Bug 2024328

Summary: [oVirt / RHV] PV disks are lost when machine deleted while node is disconnected
Product: OpenShift Container Platform Reporter: Andrew Austin <aaustin>
Component: Cloud ComputeAssignee: Alberto <agarcial>
Cloud Compute sub component: oVirt Provider QA Contact: michal <mgold>
Status: CLOSED ERRATA Docs Contact:
Severity: urgent    
Priority: urgent CC: ableisch, lsvaty, mburman, mkalinin, pelauter, plarsen
Version: 4.8Flags: mburman: needinfo-
Target Milestone: ---   
Target Release: 4.10.0   
Hardware: Unspecified   
OS: Unspecified   
Whiteboard:
Fixed In Version: Doc Type: If docs needed, set a value
Doc Text:
Story Points: ---
Clone Of: Environment:
Last Closed: 2022-03-10 16:28:46 UTC Type: Bug
Regression: --- Mount Type: ---
Documentation: --- CRM:
Verified Versions: Category: ---
oVirt Team: --- RHEL 7.3 requirements from Atomic Host:
Cloudforms Team: --- Target Upstream Version:
Embargoed:
Bug Depends On:    
Bug Blocks: 2028509    

Description Andrew Austin 2021-11-17 20:19:00 UTC
Description of problem:

When a Machine is deleted on an OpenShift IPI cluster running on oVirt / RHV, any PV disks attached to the virtual machine are also deleted if the Node is in "Not Ready" status and unable to drain pods.
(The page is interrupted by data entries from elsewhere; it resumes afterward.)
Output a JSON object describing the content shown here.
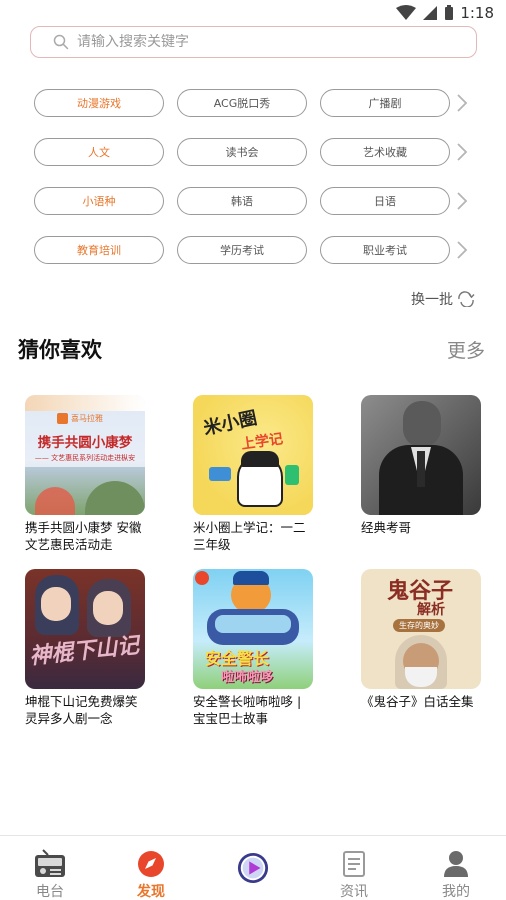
{
  "status": {
    "time": "1:18"
  },
  "search": {
    "placeholder": "请输入搜索关键字"
  },
  "categories": [
    [
      {
        "label": "动漫游戏",
        "accent": true
      },
      {
        "label": "ACG脱口秀"
      },
      {
        "label": "广播剧"
      }
    ],
    [
      {
        "label": "人文",
        "accent": true
      },
      {
        "label": "读书会"
      },
      {
        "label": "艺术收藏"
      }
    ],
    [
      {
        "label": "小语种",
        "accent": true
      },
      {
        "label": "韩语"
      },
      {
        "label": "日语"
      }
    ],
    [
      {
        "label": "教育培训",
        "accent": true
      },
      {
        "label": "学历考试"
      },
      {
        "label": "职业考试"
      }
    ]
  ],
  "refresh_label": "换一批",
  "section": {
    "title": "猜你喜欢",
    "more": "更多"
  },
  "cards": [
    {
      "title": "携手共圆小康梦 安徽文艺惠民活动走",
      "cover_title": "携手共圆小康梦",
      "cover_subtitle": "—— 文艺惠民系列活动走进枞安",
      "cover_brand": "喜马拉雅"
    },
    {
      "title": "米小圈上学记：一二三年级",
      "cover_title": "米小圈",
      "cover_subtitle": "上学记"
    },
    {
      "title": "经典考哥"
    },
    {
      "title": "坤棍下山记免费爆笑灵异多人剧一念",
      "cover_title": "神棍下山记"
    },
    {
      "title": "安全警长啦咘啦哆 | 宝宝巴士故事",
      "cover_title": "安全警长",
      "cover_subtitle": "啦咘啦哆"
    },
    {
      "title": "《鬼谷子》白话全集",
      "cover_title": "鬼谷子",
      "cover_subtitle": "解析",
      "cover_tag": "生存的奥妙"
    }
  ],
  "tabs": [
    {
      "label": "电台",
      "active": false
    },
    {
      "label": "发现",
      "active": true
    },
    {
      "label": "",
      "active": false
    },
    {
      "label": "资讯",
      "active": false
    },
    {
      "label": "我的",
      "active": false
    }
  ],
  "colors": {
    "accent": "#e8762c",
    "search_border": "#e2b8b8",
    "chip_border": "#9a9a9a"
  }
}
Version-Release number of selected component (if applicable):
OCP 4.8.13 on oVirt 4.4.8.5-1.el8

How reproducible:

Install an OpenShift IPI cluster on oVirt / RHV and have a workload with an oVirt CSI PV attached. If you set the VM's NIC to be down or the VM otherwise becomes Not Ready and you then delete the associated Machine object, the VM will be deleted from oVirt along with all of the PV disks attached to it. I first encountered this when a worker VM was deleted by a MachineHealthCheck due to being Not Ready for more than five minutes.

Steps to Reproduce:
1. Create an OpenShift IPI cluster on oVirt / RHV
2. Observe which worker VM has the image-registry pod and associated PV disk
3. Log into the RHV console and either power off or unplug the network interface of the VM
4. After the Node object in OCP shows "Not Ready," delete the associated Machine object. This may be done automatically by a Machine Health Check

Actual results:

The worker VM is deleted from oVirt along with all PV disks attached to it, leading to permanent data loss.

Expected results:

The PV disks are detached prior to deleting the VM so that PVs can be re-attached to another worker node.
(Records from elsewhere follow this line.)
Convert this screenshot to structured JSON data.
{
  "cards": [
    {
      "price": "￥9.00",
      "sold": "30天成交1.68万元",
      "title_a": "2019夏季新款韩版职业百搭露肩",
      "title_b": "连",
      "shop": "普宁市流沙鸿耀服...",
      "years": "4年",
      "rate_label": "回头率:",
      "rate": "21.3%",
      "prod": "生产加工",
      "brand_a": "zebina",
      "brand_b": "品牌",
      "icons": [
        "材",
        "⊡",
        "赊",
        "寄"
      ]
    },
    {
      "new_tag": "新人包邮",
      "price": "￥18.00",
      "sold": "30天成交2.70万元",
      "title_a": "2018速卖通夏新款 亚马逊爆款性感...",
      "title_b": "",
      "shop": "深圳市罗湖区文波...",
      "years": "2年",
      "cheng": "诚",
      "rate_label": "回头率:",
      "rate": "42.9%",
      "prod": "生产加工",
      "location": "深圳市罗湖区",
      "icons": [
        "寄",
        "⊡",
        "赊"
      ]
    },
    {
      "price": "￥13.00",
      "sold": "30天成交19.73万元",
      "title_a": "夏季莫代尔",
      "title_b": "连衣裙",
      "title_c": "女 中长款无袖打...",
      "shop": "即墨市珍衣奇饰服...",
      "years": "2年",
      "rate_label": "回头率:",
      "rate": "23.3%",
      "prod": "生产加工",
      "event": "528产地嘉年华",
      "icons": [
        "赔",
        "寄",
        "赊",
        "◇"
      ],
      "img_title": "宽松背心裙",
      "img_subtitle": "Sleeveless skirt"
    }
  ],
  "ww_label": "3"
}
Comment 1 Peter Lauterbach 2021-11-17 21:19:26 UTC
Since the deletion is unexpected and occurs in the default configuration, marking this urgent/urgent

Comment 2 Gal Zaidman 2021-11-18 15:05:09 UTC
The issue has probably existed in our code from day one which supprises me how are we hearing about it just now?
Any way in RHV when you delete a VM then all the attached disks are deleted as well by default since we are using templates to provision our VMs and we want the bootable disk to be removed but not the non bootable disks(PVs) to be deleted, we needed to detach the disks from the VM before deleting it.
The attached PR solves the issue and we will need to backport it as far as we can since it can cause data loss

Comment 4 Peter Lauterbach 2021-11-18 16:29:23 UTC
> The issue has probably existed in our code from day one which supprises me how are we hearing about it just now?

I've asked about the test suite that should have caught this, but the machine delete test don't include additional storage. We'll work with the cloud team to make it more robust, which will benefit all virtualization platforms.

I's not clear that this previously “undefined” or ambiguous behavior. Since we found a similar issue on VMware, is it left to each virtual infrastructure provider to figure out how to handle this use case? Or is it well defined, and I don't understand it yet?

Comment 6 Gal Zaidman 2021-11-24 07:50:38 UTC
(In reply to Peter Lauterbach from comment #4)
> > The issue has probably existed in our code from day one which supprises me how are we hearing about it just now?
> 
> I've asked about the test suite that should have caught this, but the
> machine delete test don't include additional storage. We'll work with the
> cloud team to make it more robust, which will benefit all virtualization
> platforms.
> 
> I's not clear that this previously “undefined” or ambiguous behavior. Since
> we found a similar issue on VMware, is it left to each virtual
> infrastructure provider to figure out how to handle this use case? Or is it
> well defined, and I don't understand it yet?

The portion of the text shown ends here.